Constructing, jointly with V. Bach and J. Fröhlich, the mathematical theory of quantum radiation processes. The latter addresses the physical phenomenon standing at the origin of quantum theory - emission and absorption of radiation by systems of non-relativistic matter, such as atoms and molecules. The mathematical theory mentioned above gives the first consistent and effective method of computation of radiative corrections (in particular, the Lamb shift) and life-times. Main work: Quantum electrodynamics of confined non-relativistic particles, Adv. Math., 137 (1998), 205-298 (with V. Bach and J. Fröhlich).
Proof of instability of time-periodic, spacially localized solutions of wave equations and related equations under arbitrary weak nonlinear perturbations; establishing jointly with R. Pyke general limitations on periods of time-periodic solutions on nonlinear wave equations and related equations Main work: Non-Linear wave and Schrodinger equations I, instability of periodic and quasiperiodic solutions, Comm. Math. Phys. 153 (1993) 297-320; Nonlinear wave equations: Constraints on periods and exponential bounds for periodic solutions, Duke Math. J., 88 (1997), 133-180 (with R. Pyke).
Developing, jointly with V. Bach and J. Fröhlich, the Renormalization-group approach to spectral and dynamical problems including introducing the new concept of spectral renormalization-group flow (acting directly on space of equations).
Development, jointly with P. Hislop and simultaneously with B. Helffer & J. Sjoestrand and J.-M. Combes, P. Duclos, M. Klein & R. Seiler, of the mathematical theory of tunneling resonances, one of the major constructs of quantum physics, underpinning such phenomena as nuclear instability. Main work: Shape resonances, A Memoir AMS, 78 N399, 1989 (with P. Hislop).
Proof os instability of large negative ions (saturation of binding - a given nucleus can bind only finite number of electrons); proof jointly with V. Ivrii of the Scott Conjecture regarding the behavior of ground states of large molecules. Main work: Asymptotics of the ground state energies of Large Coulomb systems, Annals of Mathematics 138 (1993), 243-335 (with V. Ivrii).

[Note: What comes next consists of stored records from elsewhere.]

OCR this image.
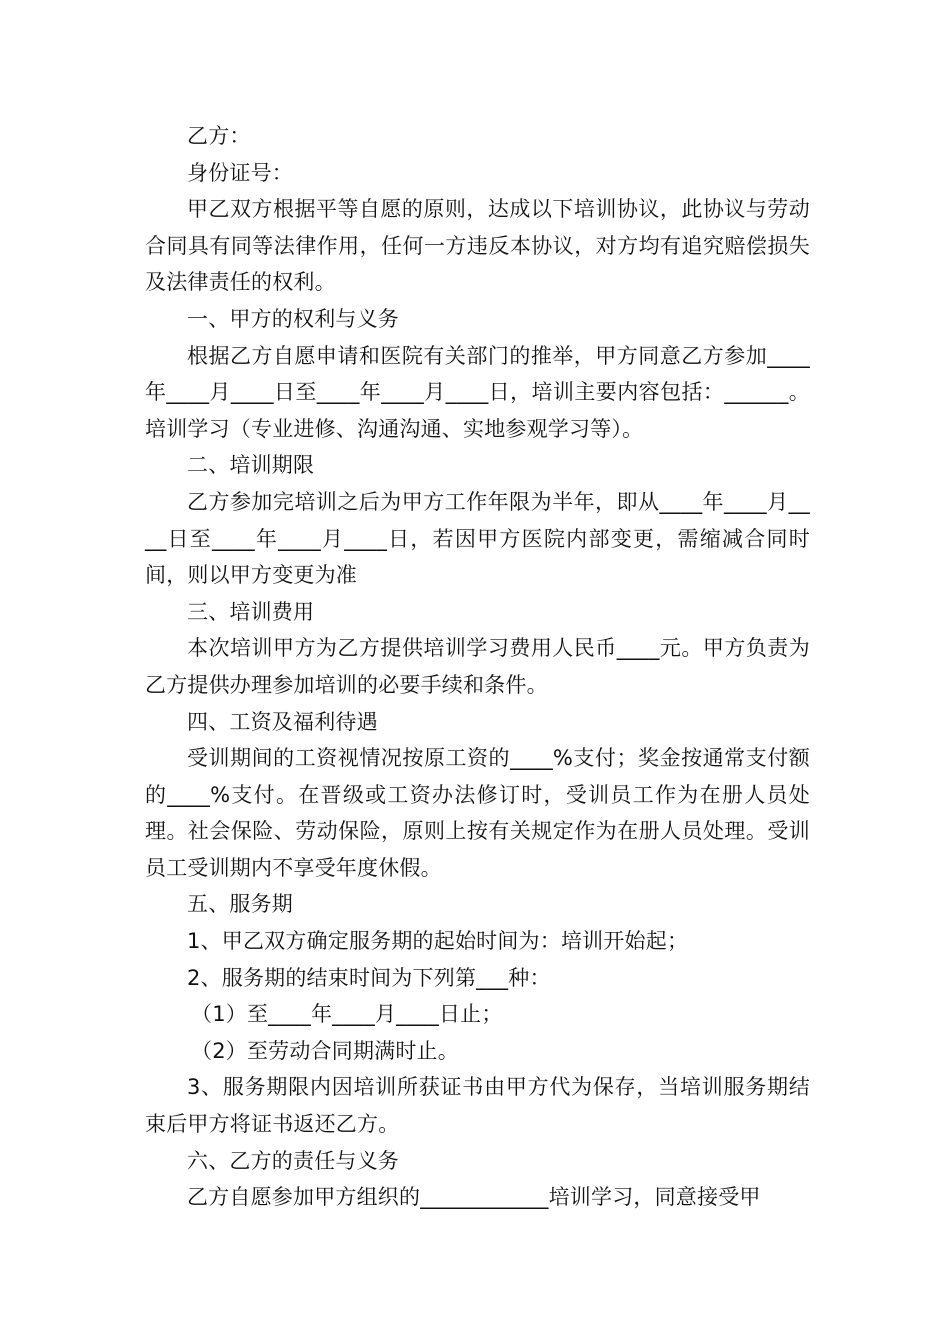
乙方：

身份证号：

甲乙双方根据平等自愿的原则，达成以下培训协议，此协议与劳动合同具有同等法律作用，任何一方违反本协议，对方均有追究赔偿损失及法律责任的权利。

一、甲方的权利与义务

根据乙方自愿申请和医院有关部门的推举，甲方同意乙方参加____年____月____日至____年____月____日，培训主要内容包括：______。培训学习（专业进修、沟通沟通、实地参观学习等）。

二、培训期限

乙方参加完培训之后为甲方工作年限为半年，即从____年____月____日至____年____月____日，若因甲方医院内部变更，需缩减合同时间，则以甲方变更为准

三、培训费用

本次培训甲方为乙方提供培训学习费用人民币____元。甲方负责为乙方提供办理参加培训的必要手续和条件。

四、工资及福利待遇

受训期间的工资视情况按原工资的____%支付；奖金按通常支付额的____%支付。在晋级或工资办法修订时，受训员工作为在册人员处理。社会保险、劳动保险，原则上按有关规定作为在册人员处理。受训员工受训期内不享受年度休假。

五、服务期

1、甲乙双方确定服务期的起始时间为：培训开始起；

2、服务期的结束时间为下列第___种：

（1）至____年____月____日止；

（2）至劳动合同期满时止。

3、服务期限内因培训所获证书由甲方代为保存，当培训服务期结束后甲方将证书返还乙方。

六、乙方的责任与义务

乙方自愿参加甲方组织的____________培训学习，同意接受甲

Proof, jointly with S. Gustafson, of the long-standing conjecture of Jaffe and Taubes that in type I superconductors the magnetic vortices are stable for any vorticity n, while in type II superconductors they are stable for |n| = 1 and unstable for |n| > 1. Derivation, jointly with S. Gustafson, effective dynamical law for multi-vortex systems. (The 2003 Nobel prize in Physics was shared by A. A. Brikosov who found vortetx solutions of the Ginzburg-Landau equation). Descriptionjointly with J. Frölich, S. Gustafson and L. Jonsson dynamics of solitons in nonlinear Schrödinger equations with external potentials. Proof, jointly with Gang Zhou, of relaxation of solitons in an external potential : On soliton dynamics in nonlinear Schrödinger equations, CAFA (2006), together (with Zhou Gang). Main work: The stability of magnetic vortices, Comm. Math. Phys. 210 (2000), 257-276 (with S. Gustafson) Dynamics of magnetic vortices, Advances in Mathematics 199 (2006) (448-498) (with S. Gustafson). Dynamics of solitary waves in external potentials, Commun Math Phys 250 (2004) (with J. Fröhlich, S. Gustafson and L. Jonsson).
Proof, jointly with V. Bach and J. Fröhlich, of the property return to equilibrium for quantum systems coupled to thermal reservoirs at all temperatures (this property states that a quantum system disturbed from its state of thermal equilibrium returns tot that state with the progress of time; proof, jointly with M. Merkli and M. Mück existence and dynamical stability of non-equilibrium stationary states carrying constant fluxes and having positive entropy production. Main work: Return to equilibrium, J. Math. Phys 41 (2000) 3985-4060 (with V. Bach and J. Fröhlich); Theory of non-equilibrium stationary states a theory of resonances (preprint, 2004) (with M. Merkli and M. Mück).